This year’s Galway Arts Festival is the largest ever featuring more than 400 writers, artists, performers, and musicians from Australia, Africa, Europe, North America and Ireland.
The festival itself may only run for two weeks a year but that doesn’t mean for the other 50 weeks nothing happens as staff are constantly busy, behind the scenes, in their offices in the Black Box, organising the event.
This week we talk to John Crumlish, the MD of the festival. John has been in charge of running the business side of the event since 2002.
“I look after the organisation and the finance of the festival. My partner in running the event is artistic director Paul Fahy. He picks the performers and I do everything else,” John says.
Four people are permanently employed by the festival each year. John, the MD; Paul Fahy, the artistic director; a financial controller; and an administrator. However this week the festival has 150 employees and approximately 150 volunteers working furiously to ensure it runs smoothly.
“The festival is a huge beast now,” John says, “This year’s budget is €2.35 million. There’ll be over 150,000 people attending.”
Originally from Co Donegal, John went to college in Galway and studied psychology before returning to the University of Ulster to complete a masters in the subject, before teaching it in an institute of technology in Derry.
But he says he never lost the Galway bug.
“I came back and I got involved with Macnas through a friend of mine, Pearse Doherty of the Saw Doctors. He was organising a parade and he needed help so I joined up. Later on I got involved with the Galway Arts Festival, then I set up a company called Macteo out of Macnas. It was basically a commercial wing of Macnas. We basically produced spectacle. We did corporate events. We did music gigs and were commissioned to put shows on by different authorities.”
His starting point with both Macnas and the festival were certainly modest. “My first role was holding a rope and the first job I ever had with the Galway Arts Festival involved minding a gate,” he says.

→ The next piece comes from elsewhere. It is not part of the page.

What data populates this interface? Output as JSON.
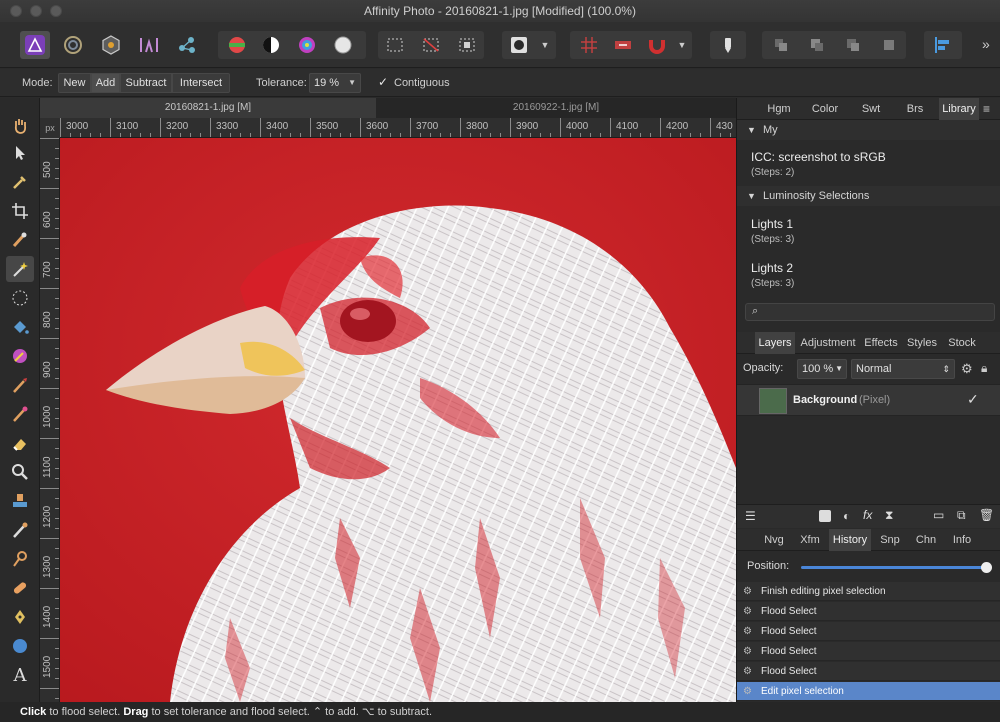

In 2002 John took the job as MD of the Galway Arts Festival.
“It’s been a great six years,” he explains “Very challenging but very interesting. When I came on board, having been around the festival so long, I had plenty of ideas regarding what I wanted to do.”
So how was the festival improved under his and Paul Fahy’s stewardship? John remains coy. “I think you’d have to ask other people that. I think you’d have to ask the audience.” But he adds, “But this year the Galway Arts Festival owns its own venue for the first time. The Big Top in Fisheries Field is now our own. The festival has almost doubled in size in the last six years. We’ve also started producing our own shows, which have won awards throughout the world.
“We’ve also developed the visual arts side of the audience and a serious dance programme over the past number of years.
“We are already known on the international front and now we need to build on that reputation. We have to be looking at becoming one of the best multi-format festivals in the world.”
So how far off is it now? John laughs: “I’d say we’re about €7 million off. It’s just a matter of money. We’ve increased the size of the festival. But what we need now is more sponsors, more funders, and to develop the festival we need more investment.”